たとえば /devel という名前のビルドを行うディレクトリ下に、サブディレクトリ群を作成して新しいクラスファイルをその中に置きます。新しいクラスを参照できるパス名を使用して編成する必要があります。

    com/acme/AcmeAudioFileReader.class
    com/acme/AcmeAudioFileWriter.class
さらに、サブクラス化されている新しい各 SPI クラス用に、特殊名をもつディレクトリ META-INF/Services にマッピングファイルを作成します。このファイルの名前はサブクラス化されている SPI クラスの名前で、ファイルには、その SPI 抽象クラスの新しいサブクラスの名前が含まれています。

次の内容で構成される、
META-INF/Services/javax.sound.sampled.spi.AudioFileReader ファイルを作成します。

    # Providers of sound file-reading services 
    # (a comment line begins with a pound sign)
    com.acme.AcmeAudioFileReader
および、次の内容で構成される
META-INF/Services/javax.sound.sampled.spi.AudioFileWriter ファイルを作成します。

   # Providers of sound file-writing services 
    com.acme.AcmeAudioFileWriter
ここで、任意のディレクトリから、次のコマンド行により jar を実行します。
jar cvf acme.jar -C /devel .
-C オプションにより、jar はコマンドが実行されたディレクトリを使用する代わりに、/devel ディレクトリに切り替わります。最後の引数のピリオドは、そのディレクトリ (/devel) の内容をアーカイブするよう jar に指示します。ただし、ディレクトリそのものはアーカイブしません。

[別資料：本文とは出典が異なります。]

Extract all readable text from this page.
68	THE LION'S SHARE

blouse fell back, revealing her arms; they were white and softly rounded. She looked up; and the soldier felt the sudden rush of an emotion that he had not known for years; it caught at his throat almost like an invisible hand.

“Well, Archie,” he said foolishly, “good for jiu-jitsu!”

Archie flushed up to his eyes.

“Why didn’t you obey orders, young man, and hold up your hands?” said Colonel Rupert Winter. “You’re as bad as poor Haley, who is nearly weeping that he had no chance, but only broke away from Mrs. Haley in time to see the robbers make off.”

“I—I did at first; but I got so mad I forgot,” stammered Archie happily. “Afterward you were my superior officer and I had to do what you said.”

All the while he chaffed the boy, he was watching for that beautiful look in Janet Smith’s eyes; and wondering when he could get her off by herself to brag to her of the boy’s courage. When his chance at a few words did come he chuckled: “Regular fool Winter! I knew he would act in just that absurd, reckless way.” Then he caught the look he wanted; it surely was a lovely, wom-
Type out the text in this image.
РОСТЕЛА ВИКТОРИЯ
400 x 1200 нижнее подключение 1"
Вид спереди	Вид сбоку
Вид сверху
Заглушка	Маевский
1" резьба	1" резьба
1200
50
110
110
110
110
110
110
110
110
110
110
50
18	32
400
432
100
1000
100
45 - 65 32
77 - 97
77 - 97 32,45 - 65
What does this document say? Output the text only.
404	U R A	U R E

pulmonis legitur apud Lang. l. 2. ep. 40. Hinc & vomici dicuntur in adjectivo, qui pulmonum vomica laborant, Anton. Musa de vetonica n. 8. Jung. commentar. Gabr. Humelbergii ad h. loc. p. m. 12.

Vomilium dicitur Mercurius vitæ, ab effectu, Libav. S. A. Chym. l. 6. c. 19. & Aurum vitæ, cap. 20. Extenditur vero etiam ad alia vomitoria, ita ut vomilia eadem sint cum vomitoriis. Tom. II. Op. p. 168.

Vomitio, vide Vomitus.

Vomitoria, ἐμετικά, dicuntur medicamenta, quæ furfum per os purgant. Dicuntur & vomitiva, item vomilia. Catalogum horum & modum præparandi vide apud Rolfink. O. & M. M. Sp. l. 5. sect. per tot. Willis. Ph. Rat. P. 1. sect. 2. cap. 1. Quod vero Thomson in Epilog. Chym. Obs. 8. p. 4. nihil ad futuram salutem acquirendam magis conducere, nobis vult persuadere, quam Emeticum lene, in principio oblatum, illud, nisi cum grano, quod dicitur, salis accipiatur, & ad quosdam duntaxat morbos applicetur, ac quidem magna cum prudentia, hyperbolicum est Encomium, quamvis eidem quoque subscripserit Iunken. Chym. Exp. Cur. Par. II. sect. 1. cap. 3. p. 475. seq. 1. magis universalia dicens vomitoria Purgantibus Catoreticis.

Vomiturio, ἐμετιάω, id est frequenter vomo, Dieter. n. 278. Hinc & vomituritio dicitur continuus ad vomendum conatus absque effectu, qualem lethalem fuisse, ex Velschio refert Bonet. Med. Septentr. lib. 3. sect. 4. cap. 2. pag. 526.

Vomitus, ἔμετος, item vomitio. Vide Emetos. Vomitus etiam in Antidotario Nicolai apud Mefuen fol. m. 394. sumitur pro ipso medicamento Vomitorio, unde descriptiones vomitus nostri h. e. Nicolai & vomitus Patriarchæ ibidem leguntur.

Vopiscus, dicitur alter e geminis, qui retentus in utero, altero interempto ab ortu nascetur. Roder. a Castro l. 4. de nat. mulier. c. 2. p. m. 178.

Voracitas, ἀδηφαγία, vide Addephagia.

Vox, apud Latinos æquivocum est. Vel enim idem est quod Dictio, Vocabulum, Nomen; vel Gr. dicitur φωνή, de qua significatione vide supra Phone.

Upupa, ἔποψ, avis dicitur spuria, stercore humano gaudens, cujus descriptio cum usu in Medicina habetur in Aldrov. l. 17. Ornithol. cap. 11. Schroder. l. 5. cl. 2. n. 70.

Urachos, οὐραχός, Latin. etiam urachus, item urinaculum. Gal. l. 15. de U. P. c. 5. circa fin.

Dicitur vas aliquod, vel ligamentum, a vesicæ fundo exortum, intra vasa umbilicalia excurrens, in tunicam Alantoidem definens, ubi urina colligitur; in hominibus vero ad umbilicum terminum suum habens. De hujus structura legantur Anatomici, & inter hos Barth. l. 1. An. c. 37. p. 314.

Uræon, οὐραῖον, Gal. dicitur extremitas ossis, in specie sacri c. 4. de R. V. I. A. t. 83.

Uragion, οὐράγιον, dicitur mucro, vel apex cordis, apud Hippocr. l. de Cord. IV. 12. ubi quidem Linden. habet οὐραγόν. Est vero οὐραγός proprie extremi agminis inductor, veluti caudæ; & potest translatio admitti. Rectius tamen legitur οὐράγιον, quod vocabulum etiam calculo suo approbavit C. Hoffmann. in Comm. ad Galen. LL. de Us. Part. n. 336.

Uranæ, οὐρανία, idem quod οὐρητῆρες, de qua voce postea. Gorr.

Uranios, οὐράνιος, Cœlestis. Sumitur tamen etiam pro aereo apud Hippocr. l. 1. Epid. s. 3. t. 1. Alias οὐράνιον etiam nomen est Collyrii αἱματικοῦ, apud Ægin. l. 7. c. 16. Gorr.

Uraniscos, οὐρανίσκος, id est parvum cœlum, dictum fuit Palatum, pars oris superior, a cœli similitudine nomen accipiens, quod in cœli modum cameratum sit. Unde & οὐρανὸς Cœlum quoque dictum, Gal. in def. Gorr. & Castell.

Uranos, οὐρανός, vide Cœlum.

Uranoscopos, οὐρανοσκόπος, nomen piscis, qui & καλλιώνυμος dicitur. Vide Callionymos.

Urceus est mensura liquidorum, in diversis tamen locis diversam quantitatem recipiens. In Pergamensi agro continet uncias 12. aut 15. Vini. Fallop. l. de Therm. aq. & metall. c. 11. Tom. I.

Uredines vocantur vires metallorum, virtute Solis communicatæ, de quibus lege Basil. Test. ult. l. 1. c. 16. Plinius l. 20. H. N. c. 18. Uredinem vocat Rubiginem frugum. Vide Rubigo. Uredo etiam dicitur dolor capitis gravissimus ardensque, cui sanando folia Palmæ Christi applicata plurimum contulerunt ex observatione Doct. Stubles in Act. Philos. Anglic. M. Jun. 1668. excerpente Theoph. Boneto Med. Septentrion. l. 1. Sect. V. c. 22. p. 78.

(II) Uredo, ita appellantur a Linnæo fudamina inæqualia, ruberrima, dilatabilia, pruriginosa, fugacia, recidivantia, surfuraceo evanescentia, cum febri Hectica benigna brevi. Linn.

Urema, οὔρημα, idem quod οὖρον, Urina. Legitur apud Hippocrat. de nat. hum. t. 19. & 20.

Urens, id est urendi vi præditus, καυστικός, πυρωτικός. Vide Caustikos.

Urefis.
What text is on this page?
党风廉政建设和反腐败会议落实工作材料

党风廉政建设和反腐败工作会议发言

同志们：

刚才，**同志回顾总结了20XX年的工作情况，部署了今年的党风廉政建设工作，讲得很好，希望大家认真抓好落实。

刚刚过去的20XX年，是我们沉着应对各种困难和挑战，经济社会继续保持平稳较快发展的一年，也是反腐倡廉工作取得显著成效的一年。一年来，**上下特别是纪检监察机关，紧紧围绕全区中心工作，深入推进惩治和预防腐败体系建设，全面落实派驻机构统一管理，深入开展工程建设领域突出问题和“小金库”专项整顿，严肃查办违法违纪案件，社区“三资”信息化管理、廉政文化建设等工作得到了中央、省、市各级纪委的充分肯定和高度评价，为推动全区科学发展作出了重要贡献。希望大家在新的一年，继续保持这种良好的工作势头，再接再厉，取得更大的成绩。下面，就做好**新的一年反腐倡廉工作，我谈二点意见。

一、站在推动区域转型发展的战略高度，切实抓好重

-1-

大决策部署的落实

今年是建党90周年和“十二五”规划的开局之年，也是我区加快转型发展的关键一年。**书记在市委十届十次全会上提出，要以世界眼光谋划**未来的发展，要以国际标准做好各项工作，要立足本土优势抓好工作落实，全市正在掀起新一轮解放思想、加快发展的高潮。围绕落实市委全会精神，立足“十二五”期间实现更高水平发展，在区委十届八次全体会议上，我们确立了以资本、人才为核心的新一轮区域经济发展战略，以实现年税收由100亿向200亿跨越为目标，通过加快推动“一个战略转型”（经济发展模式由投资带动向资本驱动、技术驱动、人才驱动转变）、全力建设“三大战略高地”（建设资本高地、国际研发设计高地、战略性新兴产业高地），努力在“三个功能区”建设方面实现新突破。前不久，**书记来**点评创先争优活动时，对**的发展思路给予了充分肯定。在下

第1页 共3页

この実行により、次の内容の acme.jar ファイルが作成されます。

com/acme/AcmeAudioFileReader.class
com/acme/AcmeAudioFileWriter.class
META-INF/Services/javax.sound.sampled.spi.AudioFileReader
META-INF/Services/javax.sound.sampled.spi.AudioFileWriter
META-INF/Manifest.mf
jar ユーティリティ自体により生成される Manifest.mf ファイルは、アーカイブに含まれるすべてのファイルのリストです。

ユーザが新しいファイルをインストールする方法

アプリケーションプログラムから新しいサービスにアクセスしようとする一般のユーザ (またはシステム管理者) は、インストールを簡単に行うことができます。提供 JAR ファイルを CLASSPATH 内のディレクトリに置きます。実行中に、Java ランタイムは、必要時に参照クラスを検出します。

同じサービスに複数のプロバイダをインストールするのは誤りではありません。たとえば、2 つの異なるサービスプロバイダが同じタイプのサウンドファイルの読み込みをサポートする場合があります。このような場合、システムは任意にいずれかのプロバイダを選択します。選択するプロバイダをユーザが決める場合には、そのプロバイダのみをインストールします。